NASA said its Cassini mission is set to begin on November 30 a daring set of “ring-grazing” orbits, during which it will fly closer to Saturns rings than it has since its 2004 arrival. On November 30, following a gravitational nudge from Saturn’s moon Titan, Cassini will enter the first phase of the mission’s dramatic endgame, NASA said.
“We’re calling this phase of the mission Cassini’s Ring-Grazing Orbits, because we’ll be skimming past the outer edge of the rings,” said Linda Spilker, Cassini project scientist at NASA’s Jet Propulsion Laboratory, Pasadena, California.
“In addition, we have two instruments that can sample particles and gases as we cross the ringplane, so in a sense Cassini is also ‘grazing’ on the rings,” Spilker said.

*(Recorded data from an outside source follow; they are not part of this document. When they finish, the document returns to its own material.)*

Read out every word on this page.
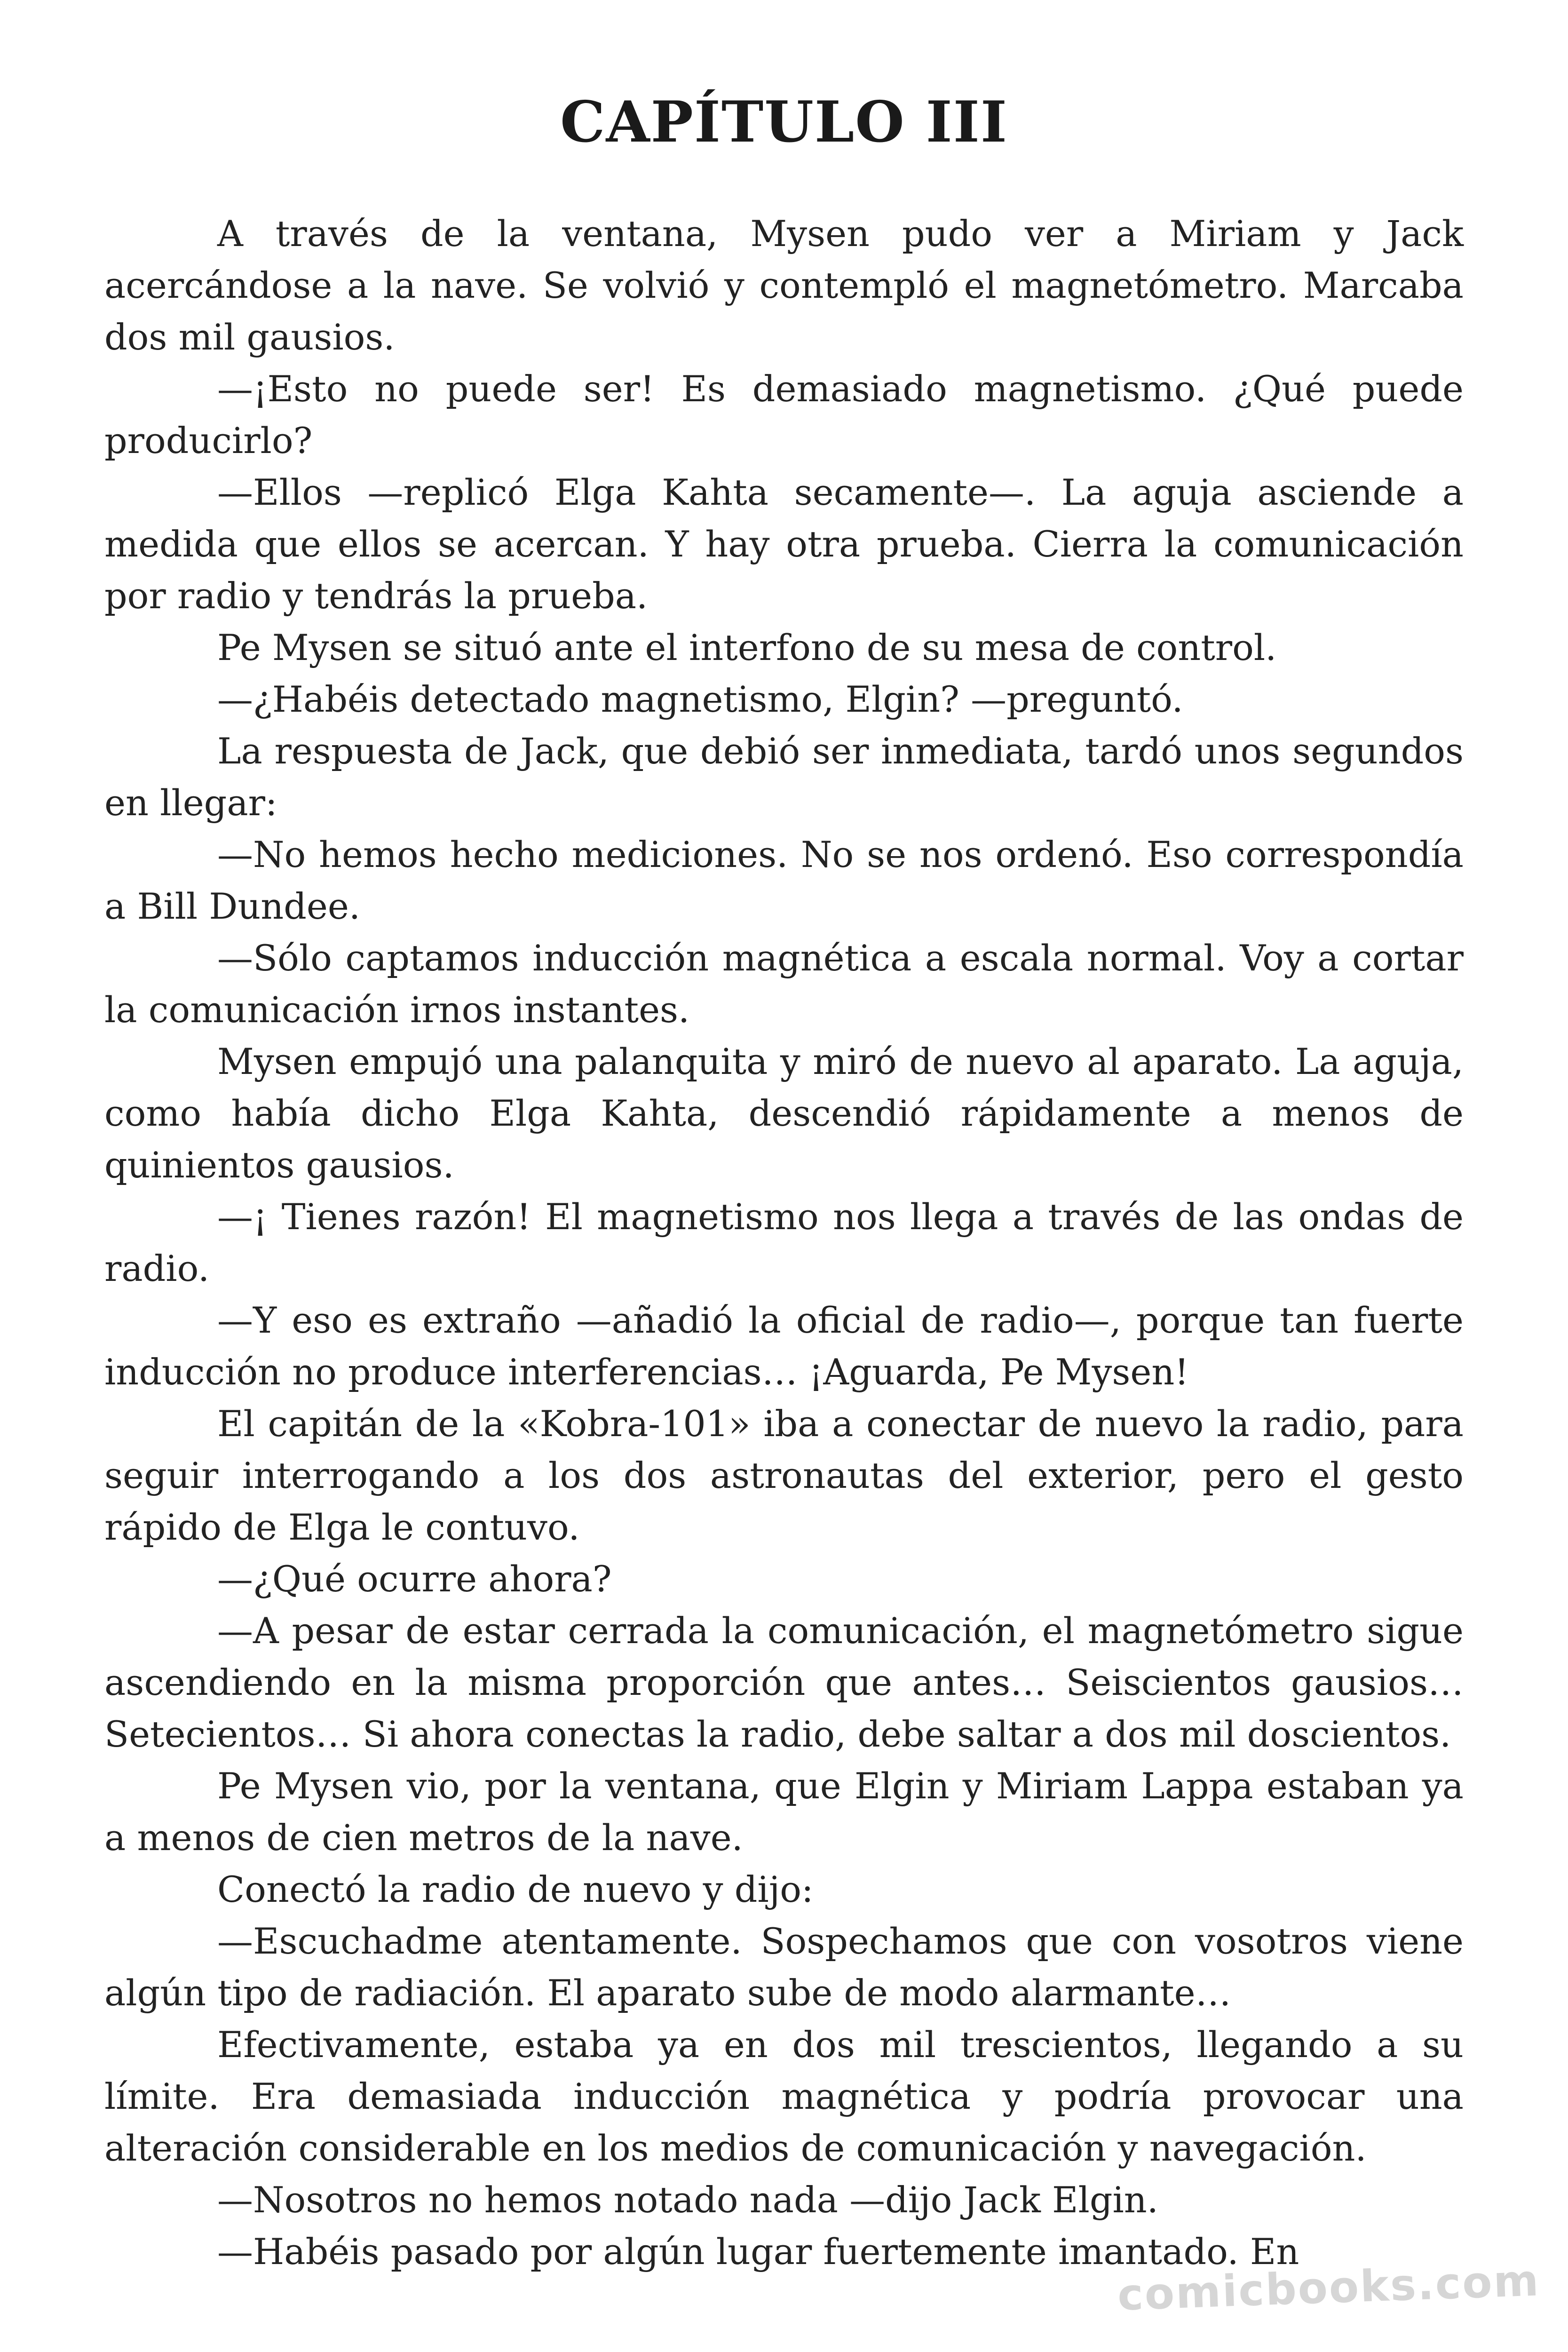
CAPÍTULO III

A través de la ventana, Mysen pudo ver a Miriam y Jack acercándose a la nave. Se volvió y contempló el magnetómetro. Marcaba dos mil gausios.

—¡Esto no puede ser! Es demasiado magnetismo. ¿Qué puede producirlo?

—Ellos —replicó Elga Kahta secamente—. La aguja asciende a medida que ellos se acercan. Y hay otra prueba. Cierra la comunicación por radio y tendrás la prueba.

Pe Mysen se situó ante el interfono de su mesa de control.

—¿Habéis detectado magnetismo, Elgin? —preguntó.

La respuesta de Jack, que debió ser inmediata, tardó unos segundos en llegar:

—No hemos hecho mediciones. No se nos ordenó. Eso correspondía a Bill Dundee.

—Sólo captamos inducción magnética a escala normal. Voy a cortar la comunicación irnos instantes.

Mysen empujó una palanquita y miró de nuevo al aparato. La aguja, como había dicho Elga Kahta, descendió rápidamente a menos de quinientos gausios.

—¡ Tienes razón! El magnetismo nos llega a través de las ondas de radio.

—Y eso es extraño —añadió la oficial de radio—, porque tan fuerte inducción no produce interferencias… ¡Aguarda, Pe Mysen!

El capitán de la «Kobra-101» iba a conectar de nuevo la radio, para seguir interrogando a los dos astronautas del exterior, pero el gesto rápido de Elga le contuvo.

—¿Qué ocurre ahora?

—A pesar de estar cerrada la comunicación, el magnetómetro sigue ascendiendo en la misma proporción que antes… Seiscientos gausios… Setecientos… Si ahora conectas la radio, debe saltar a dos mil doscientos.

Pe Mysen vio, por la ventana, que Elgin y Miriam Lappa estaban ya a menos de cien metros de la nave.

Conectó la radio de nuevo y dijo:

—Escuchadme atentamente. Sospechamos que con vosotros viene algún tipo de radiación. El aparato sube de modo alarmante…

Efectivamente, estaba ya en dos mil trescientos, llegando a su límite. Era demasiada inducción magnética y podría provocar una alteración considerable en los medios de comunicación y navegación.

—Nosotros no hemos notado nada —dijo Jack Elgin.

—Habéis pasado por algún lugar fuertemente imantado. En

comicbooks.com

Launched in 1997, Cassini has been touring the Saturn system since arriving there in 2004 for an up-close study of the planet, its rings and moons. During its journey, Cassini has made numerous dramatic discoveries, including a global ocean within Enceladus and liquid methane seas on Titan.
Between November 30 and April 22, Cassini will circle high over and under the poles of Saturn, diving every seven days — a total of 20 times — through the unexplored region at the outer edge of the main rings. On many of these passes, Cassini’s instruments will attempt to directly sample ring particles and molecules of faint gases that are found close to the rings.
During the first two orbits, the spacecraft will pass directly through an extremely faint ring produced by tiny meteors striking the two small moons Janus and Epimetheus. Ring crossings in March and April will send the spacecraft through the dusty outer reaches of the F ring. The F ring marks the outer boundary of the main ring system. Saturn has several other, much fainter rings that lie farther from the planet.
During these orbits, Cassini will pass as close as about 90,000 kilometres above Saturn’s cloud tops. But even with all their exciting science, these orbits are merely a prelude to the planet-grazing passes that lie ahead.
In April 2017, the spacecraft will begin its “Grand Finale” phase. After nearly 20 years in space, the mission is drawing near its end because the spacecraft is running low on fuel, NASA said.
During its grand finale, Cassini will pass as close as 1,628 kilometres above the clouds as it dives repeatedly through the narrow gap between Saturn and its rings, before making its mission-ending plunge into the planet’s atmosphere on September 15, 2017.